7. Extra Power Apps-onderdelen opnemen (optioneel)

1. Een modelgestuurde app maken

Maak met Power Apps een modelgestuurde app en een sitemap. Ga voor meer informatie naar Documentatie voor modelgestuurde Power Apps-apps.

Maak een formulier in de tabel Aanvraag.

2. Het bedrijfsscenario definiëren

Een bedrijfsscenario beschrijft het door de app gemaakte onderwerp en de aanvragen die binnen de app moeten worden verwerkt.
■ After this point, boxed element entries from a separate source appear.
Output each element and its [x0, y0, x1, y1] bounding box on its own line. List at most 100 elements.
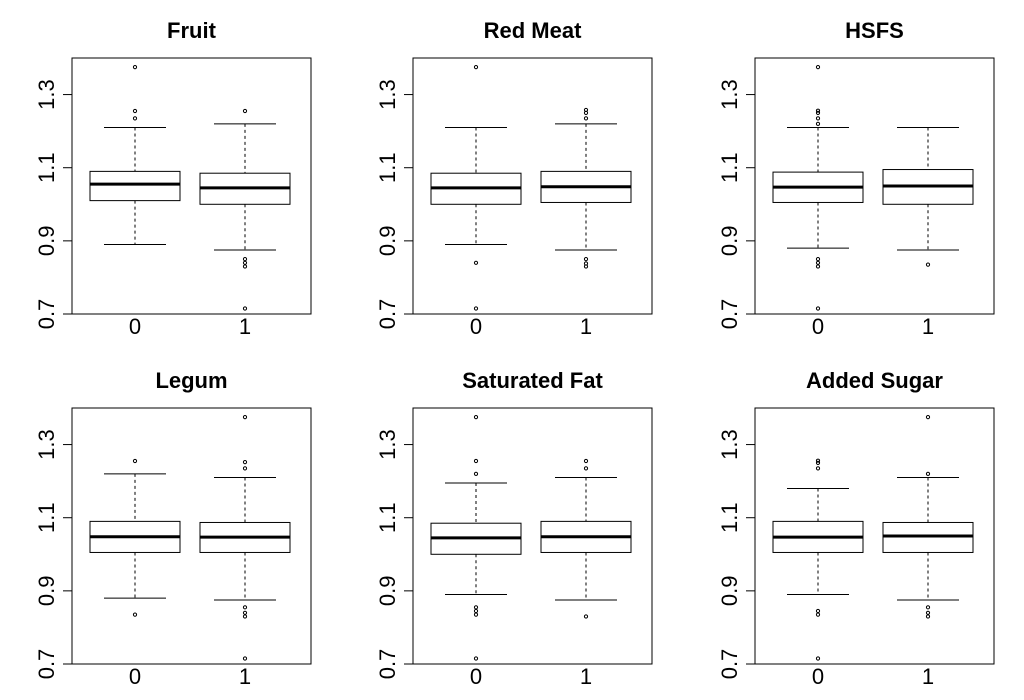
x-tick-label: 1: [922, 314, 934, 339]
y-tick-label: 1.3: [34, 79, 59, 110]
y-tick-label: 1.3: [375, 429, 400, 460]
outlier-point: [242, 264, 248, 269]
plot-frame: [71, 407, 312, 665]
plot-frame: [71, 57, 312, 315]
outlier-point: [925, 610, 931, 615]
outlier-point: [815, 65, 821, 70]
x-tick-label: 1: [239, 664, 251, 689]
y-tick-label: 0.9: [375, 576, 400, 607]
boxplot-panel: Red Meat 0.7 0.9 1.1 1.3 0 1: [375, 18, 653, 339]
panel-title: Saturated Fat: [462, 368, 603, 393]
x-tick-label: 1: [580, 314, 592, 339]
outlier-point: [132, 458, 138, 464]
y-tick-label: 0.7: [34, 649, 59, 680]
outlier-point: [815, 110, 821, 115]
y-tick-label: 0.7: [717, 649, 742, 680]
y-tick-label: 1.1: [375, 502, 400, 533]
y-tick-label: 1.1: [375, 152, 400, 183]
x-tick-label: 1: [922, 664, 934, 689]
boxplot-panel: HSFS 0.7 0.9 1.1 1.3 0 1: [717, 18, 995, 339]
box-group: [199, 415, 291, 661]
y-tick-label: 1.3: [717, 429, 742, 460]
outlier-point: [473, 608, 479, 614]
outlier-point: [583, 466, 589, 471]
outlier-point: [473, 306, 479, 311]
outlier-point: [473, 605, 479, 610]
y-tick-label: 1.3: [717, 79, 742, 110]
outlier-point: [815, 458, 821, 463]
outlier-point: [925, 415, 931, 420]
outlier-point: [473, 415, 479, 420]
x-tick-label: 1: [239, 314, 251, 339]
box-group: [199, 108, 291, 311]
outlier-point: [815, 656, 821, 661]
boxplot-panel: Added Sugar 0.7 0.9 1.1 1.3 0 1: [717, 368, 995, 689]
y-tick-label: 1.1: [717, 502, 742, 533]
outlier-point: [473, 471, 479, 476]
outlier-point: [583, 107, 589, 113]
outlier-point: [242, 610, 248, 615]
x-tick-label: 0: [470, 664, 482, 689]
outlier-point: [815, 116, 821, 121]
outlier-point: [473, 458, 479, 464]
iqr-box: [89, 170, 181, 202]
outlier-point: [242, 257, 248, 262]
x-tick-label: 0: [470, 314, 482, 339]
box-group: [540, 107, 632, 269]
outlier-point: [583, 614, 589, 619]
outlier-point: [242, 260, 248, 265]
outlier-point: [925, 605, 931, 610]
outlier-point: [242, 306, 248, 311]
outlier-point: [925, 262, 931, 267]
box-group: [772, 458, 864, 661]
box-group: [772, 65, 864, 311]
outlier-point: [815, 306, 821, 311]
outlier-point: [815, 608, 821, 614]
y-tick-label: 0.7: [34, 299, 59, 330]
outlier-point: [815, 460, 821, 465]
outlier-point: [815, 264, 821, 269]
x-tick-label: 1: [580, 664, 592, 689]
plot-frame: [412, 407, 653, 665]
outlier-point: [583, 116, 589, 121]
panel-title: HSFS: [845, 18, 904, 43]
outlier-point: [925, 614, 931, 619]
box-group: [89, 65, 181, 246]
y-tick-label: 0.9: [375, 226, 400, 257]
boxplot-panel: Legum 0.7 0.9 1.1 1.3 0 1: [34, 368, 312, 689]
y-tick-label: 1.3: [34, 429, 59, 460]
outlier-point: [242, 466, 248, 471]
outlier-point: [242, 415, 248, 420]
plot-frame: [412, 57, 653, 315]
outlier-point: [473, 260, 479, 265]
outlier-point: [815, 612, 821, 617]
y-tick-label: 1.1: [717, 152, 742, 183]
plot-frame: [754, 407, 995, 665]
outlier-point: [473, 65, 479, 70]
outlier-point: [132, 108, 138, 114]
plot-frame: [754, 57, 995, 315]
y-tick-label: 1.1: [34, 152, 59, 183]
outlier-point: [473, 656, 479, 661]
box-group: [882, 126, 974, 267]
panel-title: Red Meat: [484, 18, 582, 43]
x-tick-label: 0: [129, 314, 141, 339]
boxplot-panel: Saturated Fat 0.7 0.9 1.1 1.3 0 1: [375, 368, 653, 689]
y-tick-label: 0.9: [34, 226, 59, 257]
outlier-point: [242, 108, 248, 114]
outlier-point: [132, 65, 138, 70]
outlier-point: [242, 614, 248, 619]
y-tick-label: 1.1: [34, 502, 59, 533]
x-tick-label: 0: [129, 664, 141, 689]
outlier-point: [242, 656, 248, 661]
y-tick-label: 0.9: [717, 576, 742, 607]
box-group: [430, 65, 522, 311]
panel-title: Fruit: [167, 18, 217, 43]
outlier-point: [132, 612, 138, 617]
outlier-point: [583, 257, 589, 262]
y-tick-label: 0.7: [375, 299, 400, 330]
outlier-point: [815, 466, 821, 471]
outlier-point: [815, 121, 821, 126]
y-tick-label: 1.3: [375, 79, 400, 110]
De onderstaande stappen geven een voorbeeld van de onboarding-app Een bankrekening openen:

  1. Aanmelden bij Power Apps.

  2. Ga naar Keuzes en selecteer Bedrijfsscenario. Bewerk de keuze, zoals aangegeven in de volgende afbeelding:

Configuratiestap voor het definiëren van een bedrijfsscenario.
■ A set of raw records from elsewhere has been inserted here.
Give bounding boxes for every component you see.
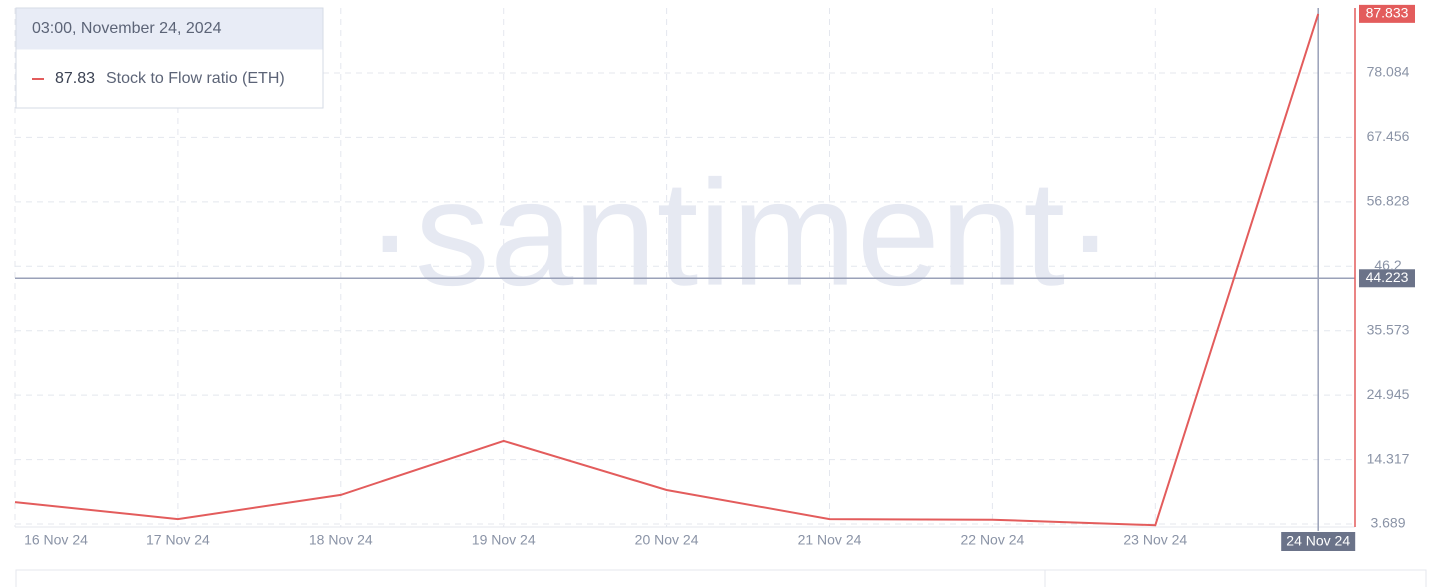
x-tick-label: 23 Nov 24 bbox=[1123, 532, 1187, 548]
x-tick-label: 17 Nov 24 bbox=[146, 532, 210, 548]
x-tick-label: 21 Nov 24 bbox=[798, 532, 862, 548]
crosshair-date: 24 Nov 24 bbox=[1286, 533, 1350, 549]
crosshair-value: 44.223 bbox=[1366, 269, 1409, 285]
tooltip-label: Stock to Flow ratio (ETH) bbox=[106, 70, 285, 87]
bottom-panel bbox=[15, 569, 1427, 587]
x-tick-label: 16 Nov 24 bbox=[24, 532, 88, 548]
watermark: ·santiment· bbox=[365, 149, 1115, 317]
tooltip-value: 87.83 bbox=[55, 70, 95, 87]
tooltip-header bbox=[16, 8, 323, 50]
crosshair-value-box bbox=[1359, 269, 1415, 288]
last-value-label: 87.833 bbox=[1366, 5, 1409, 21]
grid bbox=[14, 8, 1355, 528]
y-tick-label: 3.689 bbox=[1370, 515, 1405, 531]
y-tick-label: 46.2 bbox=[1374, 257, 1401, 273]
y-tick-label: 14.317 bbox=[1367, 450, 1410, 466]
tooltip: 03:00, November 24, 2024 87.83 Stock to … bbox=[15, 7, 324, 109]
crosshair-date-box bbox=[1281, 532, 1356, 551]
tooltip-date: 03:00, November 24, 2024 bbox=[32, 20, 222, 37]
marks: 87.833 Stock to Flow ratio (ETH) 44.223 24 … bbox=[14, 4, 1415, 551]
x-tick-label: 20 Nov 24 bbox=[635, 532, 699, 548]
x-tick-label: 22 Nov 24 bbox=[960, 532, 1024, 548]
y-tick-label: 67.456 bbox=[1367, 128, 1410, 144]
y-tick-label: 78.084 bbox=[1367, 64, 1410, 80]
y-tick-label: 35.573 bbox=[1367, 321, 1410, 337]
y-tick-label: 24.945 bbox=[1367, 386, 1410, 402]
series-line bbox=[14, 13, 1320, 527]
x-tick-label: 18 Nov 24 bbox=[309, 532, 373, 548]
y-tick-label: 56.828 bbox=[1367, 193, 1410, 209]
x-tick-label: 19 Nov 24 bbox=[472, 532, 536, 548]
last-value-box bbox=[1359, 4, 1415, 23]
3. Uw app-instellingen configureren

Configureer uw app-instellingen om ervoor te zorgen dat de wachtrij kan worden gekoppeld aan het relevante bedrijfsscenario en dat de taken kunnen worden gekoppeld aan de relevante fase binnen het bedrijfsscenario.
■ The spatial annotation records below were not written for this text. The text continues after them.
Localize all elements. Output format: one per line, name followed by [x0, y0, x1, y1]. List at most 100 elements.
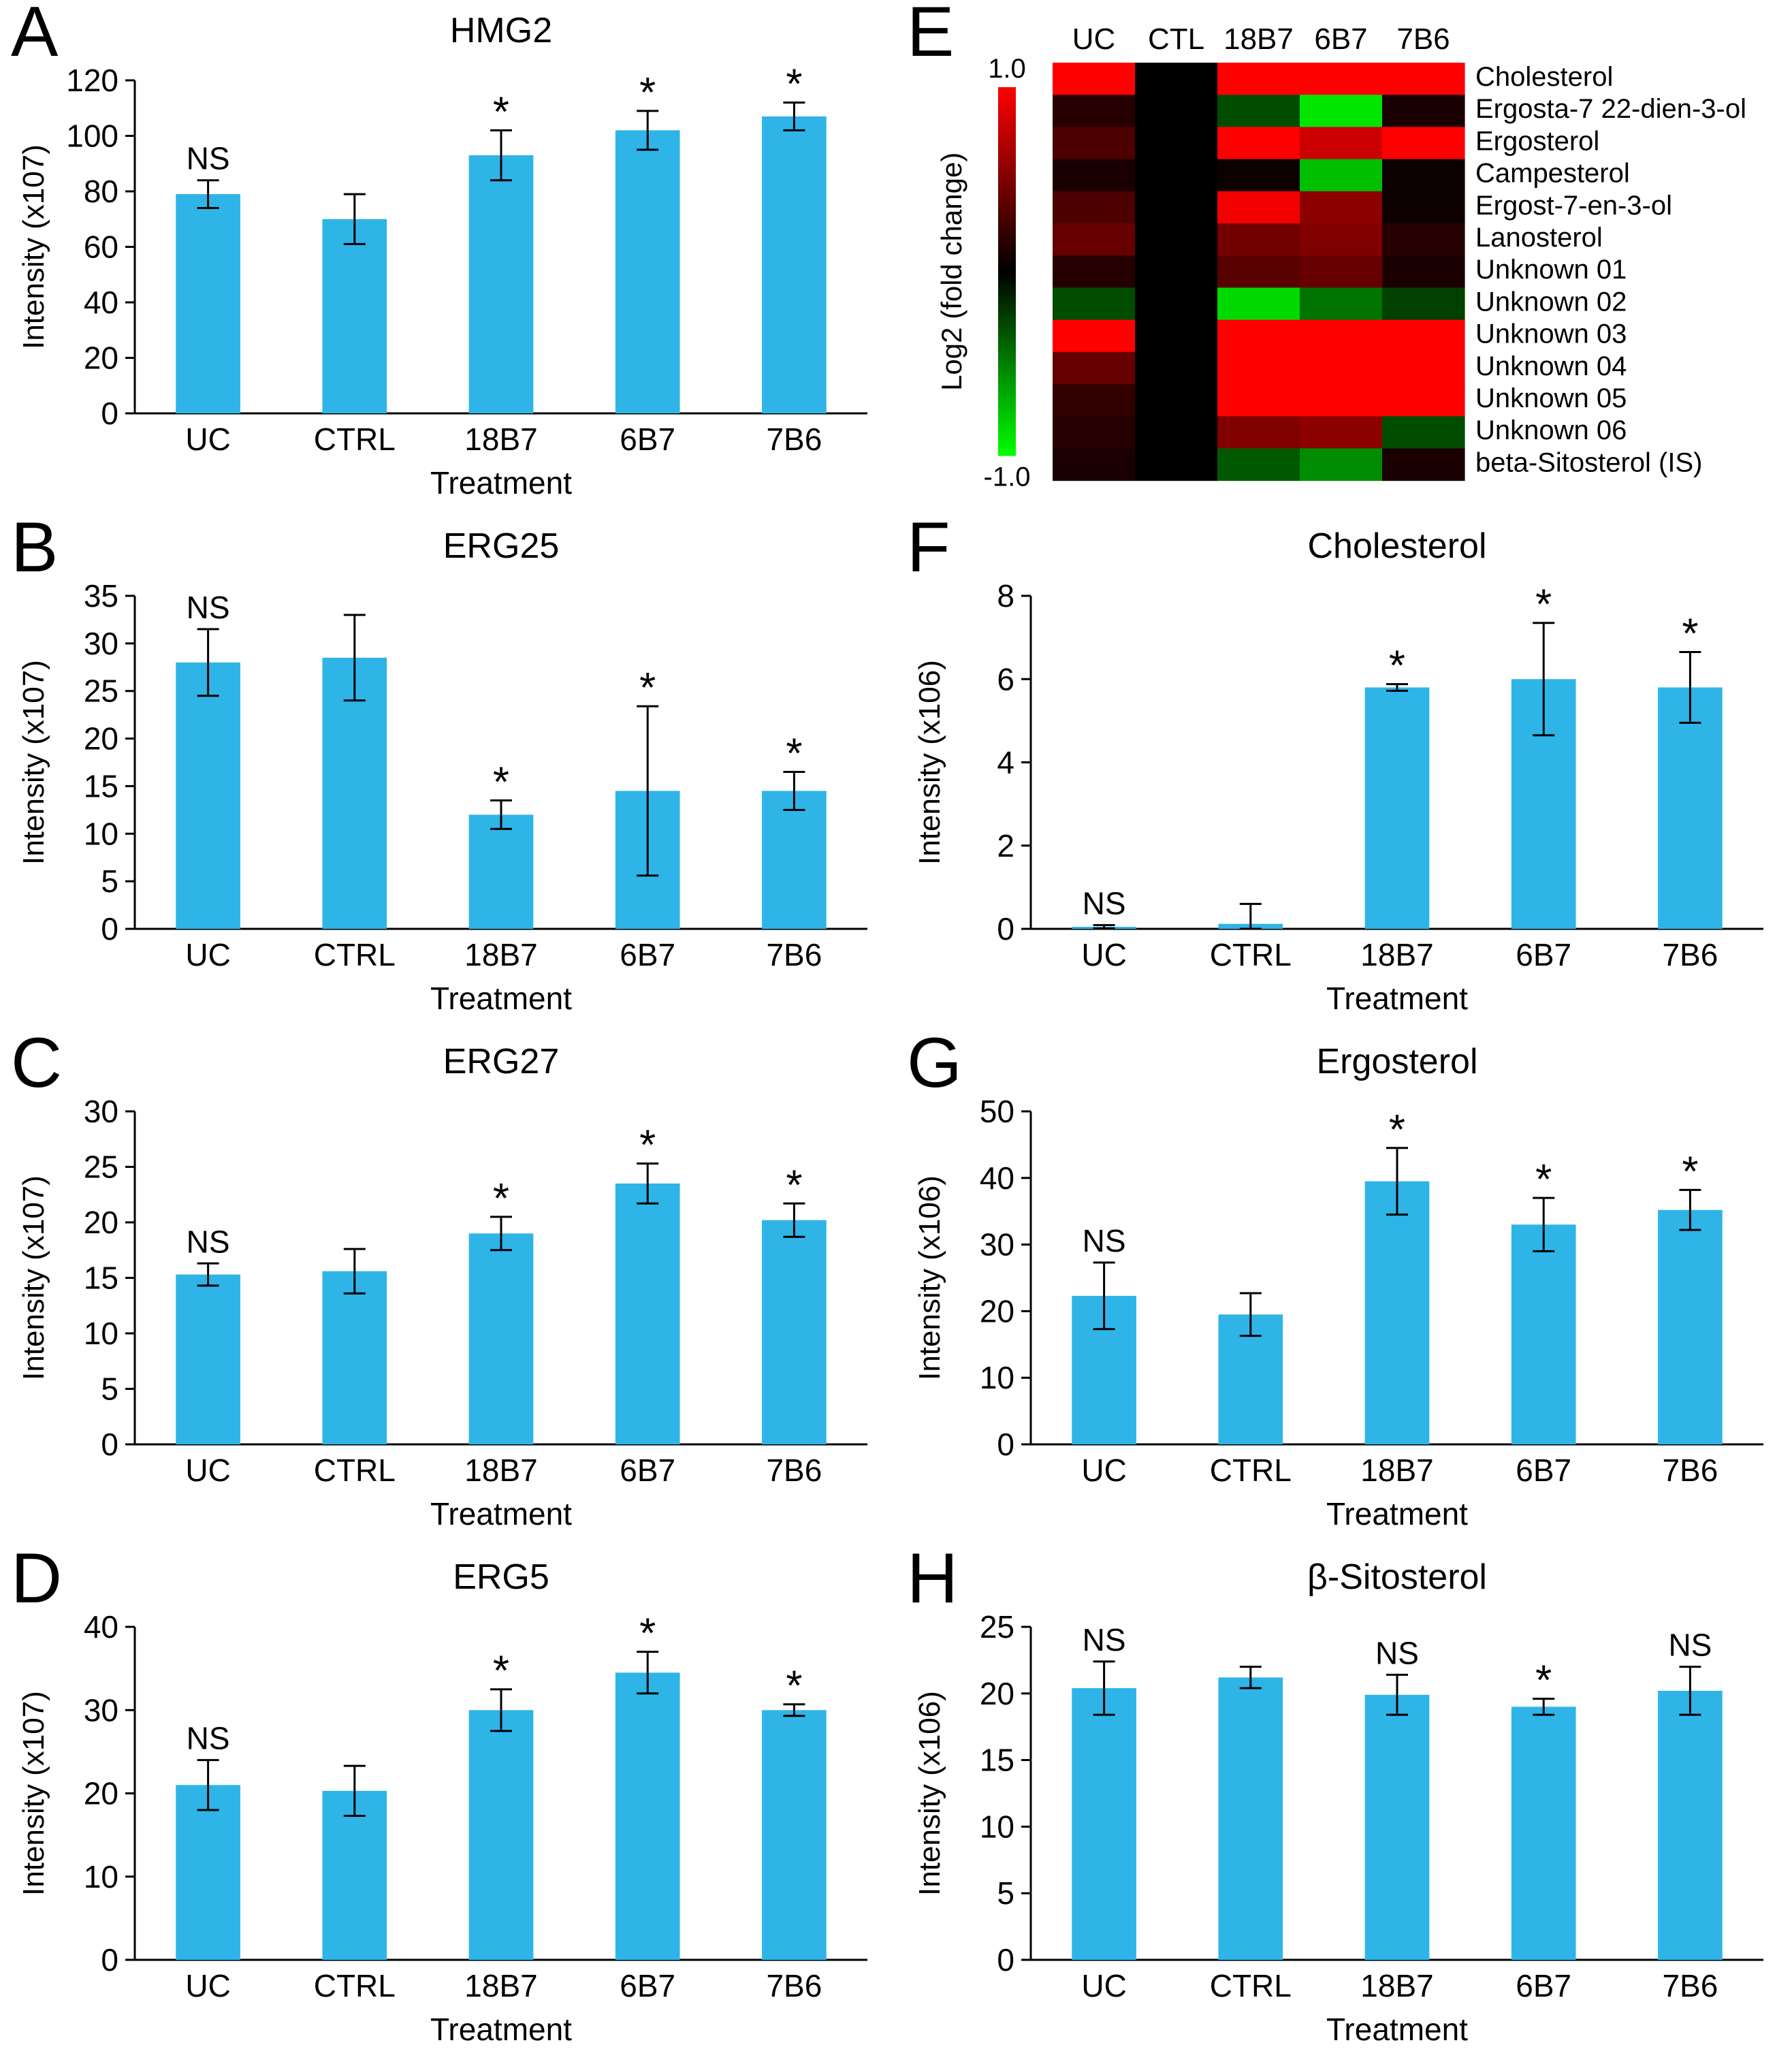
heatmap-cell: [1300, 191, 1383, 224]
heatmap-cell: [1382, 159, 1465, 192]
erg25-bar-chart: ERG25 Intensity (x107) 0 5 10 15 20 25 30 35 NS UC C…: [17, 526, 867, 1016]
heatmap-cell: [1053, 63, 1136, 95]
heatmap-row-label: Unknown 03: [1475, 319, 1627, 349]
significance-asterisk: *: [1389, 643, 1405, 690]
bar: [1658, 1209, 1723, 1444]
heatmap-column-header: 7B6: [1396, 22, 1450, 56]
heatmap-cell: [1300, 287, 1383, 321]
x-category-label: 6B7: [620, 937, 675, 972]
bar: [468, 1233, 534, 1444]
significance-asterisk: *: [493, 759, 509, 806]
chart-title: β-Sitosterol: [1307, 1557, 1487, 1597]
x-category-label: 6B7: [1516, 937, 1571, 972]
panel-a: A HMG2 Intensity (x107) 0 20 40 60 80 100 120 NS U…: [0, 0, 896, 516]
x-category-label: 18B7: [464, 422, 537, 457]
colorbar-max-label: 1.0: [988, 54, 1026, 84]
heatmap-cell: [1135, 127, 1218, 160]
heatmap-cell: [1300, 127, 1383, 160]
y-tick-label: 30: [84, 1692, 118, 1728]
significance-asterisk: *: [786, 1663, 802, 1710]
y-axis-label: Intensity (x106): [913, 1691, 946, 1896]
y-tick-label: 15: [980, 1743, 1014, 1778]
y-tick-label: 15: [84, 1260, 118, 1296]
x-category-label: UC: [1081, 1453, 1126, 1488]
bar: [176, 1274, 240, 1444]
x-category-label: 18B7: [464, 1968, 537, 2003]
panel-f-letter: F: [907, 508, 950, 587]
y-tick-label: 10: [980, 1360, 1014, 1395]
x-category-label: 6B7: [1516, 1968, 1571, 2003]
heatmap-cell: [1135, 287, 1218, 321]
significance-label: NS: [1083, 1622, 1126, 1657]
significance-asterisk: *: [493, 1648, 509, 1695]
heatmap-cell: [1053, 384, 1136, 417]
x-category-label: UC: [185, 1968, 230, 2003]
hmg2-bar-chart: HMG2 Intensity (x107) 0 20 40 60 80 100 120 NS UC C…: [17, 11, 867, 501]
y-tick-label: 20: [84, 1205, 118, 1240]
x-axis-label: Treatment: [430, 1496, 572, 1532]
panel-h-letter: H: [907, 1539, 959, 1618]
colorbar: [998, 87, 1016, 456]
significance-label: NS: [1668, 1628, 1712, 1663]
panel-e-letter: E: [907, 0, 955, 72]
heatmap-cell: [1382, 448, 1465, 481]
heatmap-cell: [1382, 63, 1465, 95]
y-tick-label: 20: [980, 1676, 1014, 1711]
heatmap-cell: [1135, 191, 1218, 224]
bar: [1218, 1677, 1283, 1960]
x-category-label: CTRL: [1210, 937, 1292, 972]
panel-b: B ERG25 Intensity (x107) 0 5 10 15 20 25 30 35 NS U…: [0, 509, 896, 1031]
significance-asterisk: *: [1682, 611, 1698, 658]
heatmap-cell: [1382, 255, 1465, 288]
heatmap-column-header: UC: [1072, 22, 1116, 56]
x-category-label: UC: [185, 1453, 230, 1488]
heatmap-cell: [1300, 448, 1383, 481]
y-axis-label: Intensity (x107): [17, 144, 50, 349]
heatmap-cell: [1382, 416, 1465, 449]
x-category-label: UC: [185, 937, 230, 972]
heatmap-cell: [1135, 95, 1218, 127]
x-axis-label: Treatment: [430, 2012, 572, 2047]
significance-asterisk: *: [639, 665, 656, 712]
heatmap-column-header: 18B7: [1223, 22, 1294, 56]
bar: [1364, 687, 1430, 929]
y-tick-label: 0: [101, 1942, 118, 1978]
bar: [176, 1785, 240, 1960]
y-tick-label: 50: [980, 1094, 1014, 1129]
heatmap-cell: [1300, 95, 1383, 127]
bar: [615, 130, 680, 413]
y-tick-label: 0: [997, 1942, 1014, 1978]
significance-asterisk: *: [786, 61, 802, 108]
x-axis-label: Treatment: [1326, 981, 1468, 1016]
y-tick-label: 0: [101, 396, 118, 431]
heatmap-cell: [1217, 127, 1300, 160]
y-tick-label: 4: [997, 745, 1014, 780]
heatmap-cell: [1053, 127, 1136, 160]
heatmap-cell: [1217, 255, 1300, 288]
heatmap-cell: [1300, 319, 1383, 353]
y-tick-label: 8: [997, 578, 1014, 614]
chart-title: HMG2: [450, 11, 552, 50]
x-axis-label: Treatment: [430, 981, 572, 1016]
y-tick-label: 35: [84, 578, 118, 614]
heatmap-cell: [1053, 287, 1136, 321]
y-tick-label: 15: [84, 768, 118, 804]
heatmap-row-label: beta-Sitosterol (IS): [1475, 447, 1702, 477]
erg5-bar-chart: ERG5 Intensity (x107) 0 10 20 30 40 NS UC CTRL * 18…: [17, 1557, 867, 2047]
heatmap-cell: [1217, 448, 1300, 481]
heatmap-cell: [1382, 127, 1465, 160]
x-category-label: 7B6: [1662, 1968, 1718, 2003]
significance-asterisk: *: [639, 69, 656, 116]
heatmap-row-label: Unknown 06: [1475, 415, 1627, 445]
significance-asterisk: *: [1535, 1657, 1552, 1704]
x-category-label: 6B7: [1516, 1453, 1571, 1488]
y-tick-label: 0: [997, 1427, 1014, 1462]
x-category-label: 7B6: [766, 1453, 822, 1488]
y-tick-label: 6: [997, 661, 1014, 697]
heatmap-cell: [1053, 319, 1136, 353]
heatmap-cell: [1053, 416, 1136, 449]
right-column: E UC CTL 18B7 6B7 7B6 Cholesterol Ergosta-7 22…: [896, 0, 1792, 2062]
significance-asterisk: *: [1682, 1148, 1698, 1195]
  1. Meld u aan bij Power Apps, selecteer Oplossingen in het linkernavigatievenster en selecteer uw oplossing.

  2. Selecteer Bestaande toevoegen>Meer>Instelling

Configuratiestap voor het toevoegen van een instelling voor een bedrijfsscenario.

  1. Selecteer Toevoegen om een instelling voor het bijbehorende bedrijfsscenario toe te voegen.

Configuratiestap voor het toevoegen van een instellingsdefinitie.

  1. Voeg de bedrijfsscenariowaarde uit de optieset toe aan de instelling van de modelgestuurde app.

    In de volgende afbeelding wordt een voorbeeld van instelling van de app-waarde weergegeven:

    App-waarden instellen

    In de volgende afbeelding wordt een voorbeeld van de bedrijfsscenariowaarde weergegeven:

    De waarde van het bedrijfsscenario instellen

4. Beveiligingsrollen voor uw modelgestuurde app maken op basis van entiteitstoewijzing

De kant-en-klare beveiligingsrol is de Onboardingsagent. Daarom moet u de beveiligingsrol met deze machtigingen en aanvullende machtigingen maken voor de uitgebreide gegevensmodelentiteiten.

5. Onderdelen aan uw modelgestuurde app toevoegen en deze configureren

Dit proces omvat het toevoegen en configureren van de belangrijkste onderdelen voor uw modelgestuurde app. De onderdelen zijn gebaseerd op de onderdelen van Basisprincipes van onboarding en kant-en-klare Power platform-onderdelen.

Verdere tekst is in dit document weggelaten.